Strasbourg Court Again Rules Against Russia in Chechnya-Related Case
Publication: North Caucasus Weekly Volume: 8 Issue: 28
The Associated Press reported on July 5 that the European Court of Human Rights in Strasbourg, France found the Russian authorities responsible for the presumed killing of Ruslan Alikhadzhiev, who was the speaker of Chechnya’s parliament from 1997 to 1999, during Aslan Maskhadov’s presidency, and ordered the Russian government to pay Alikhadzhiev’s mother 40,000 euros ($54,500) in damages. According to the news agency, Alikhadzhiev was arrested in his house in Shali, Chechnya, by “a large group of camouflaged, armed men” on May 17, 2000, in an operation “supported by four, four-wheel drive vehicles and two helicopters.” Five other people were detained in the high-profile sweep of the separatists. Alikhadzhiev, who had four small children, was blindfolded and taken to a nearby location, which is where he was last seen, the court said. No one has been charged with any crime, even though Alikhadzhiev never reappeared, it said.
“The court considered it had been established beyond reasonable doubt that Mr. Alikhadzhiev was presumed dead following his detention by state servicemen,” the court said, adding that the state did not submit any plausible explanation as to what had happened to him and that “his death could be attributed to the state.”
Newsru.com on July 5 recalled that in 2000, Colonel-General Valery Manilov, who was then deputy head of the Russian Armed Forces’ General Staff, reported that Russian troops had detained several commanders of the Chechen “illegal armed formations,” including Alikhadzhiev. However, Deputy Prosecutor General Yury Biryukov later denied that report during State Duma hearings. The Chechen separatist leadership reported that Alikhadzhiev died of a heart attack in Moscow’s Lefortovo Prison in August 2000. Ilyas Akhmadov, who was then foreign minister of the separatist Chechen Republic of Ichkeria (ChRI), claimed that Alikhadzhiev died as a result of torture. The Federal Security Service (FSB), however, denied that Alikhadzhiev had even been detained.
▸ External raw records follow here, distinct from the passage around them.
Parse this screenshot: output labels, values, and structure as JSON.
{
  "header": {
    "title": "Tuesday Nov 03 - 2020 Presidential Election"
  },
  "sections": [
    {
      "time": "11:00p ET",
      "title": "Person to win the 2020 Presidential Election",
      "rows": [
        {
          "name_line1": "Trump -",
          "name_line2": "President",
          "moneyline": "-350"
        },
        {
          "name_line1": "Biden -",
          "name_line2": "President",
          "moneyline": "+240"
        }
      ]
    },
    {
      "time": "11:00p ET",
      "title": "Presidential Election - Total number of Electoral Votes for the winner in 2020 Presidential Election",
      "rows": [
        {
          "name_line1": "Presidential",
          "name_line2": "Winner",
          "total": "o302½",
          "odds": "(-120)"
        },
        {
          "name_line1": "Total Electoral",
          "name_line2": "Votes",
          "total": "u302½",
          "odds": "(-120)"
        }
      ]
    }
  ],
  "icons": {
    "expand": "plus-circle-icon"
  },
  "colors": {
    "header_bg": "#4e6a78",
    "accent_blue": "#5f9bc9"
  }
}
Russia has three months to appeal the ruling of the European Court of Human Rights in the Alikhadzhiev case, and dozens of similar cases are pending before the court, AP reported. Last month, the Strasbourg-based court ruled that the Russian authorities were responsible for the 2003 killing of Chechen human rights activist Zura Bitieva, her husband, one of their sons and her brother. The court ordered the Russian government to pay Bitieva’s daughter, who lives in Germany, 85,000 euros ($114,000) in damages (Chechnya Weekly, June 28).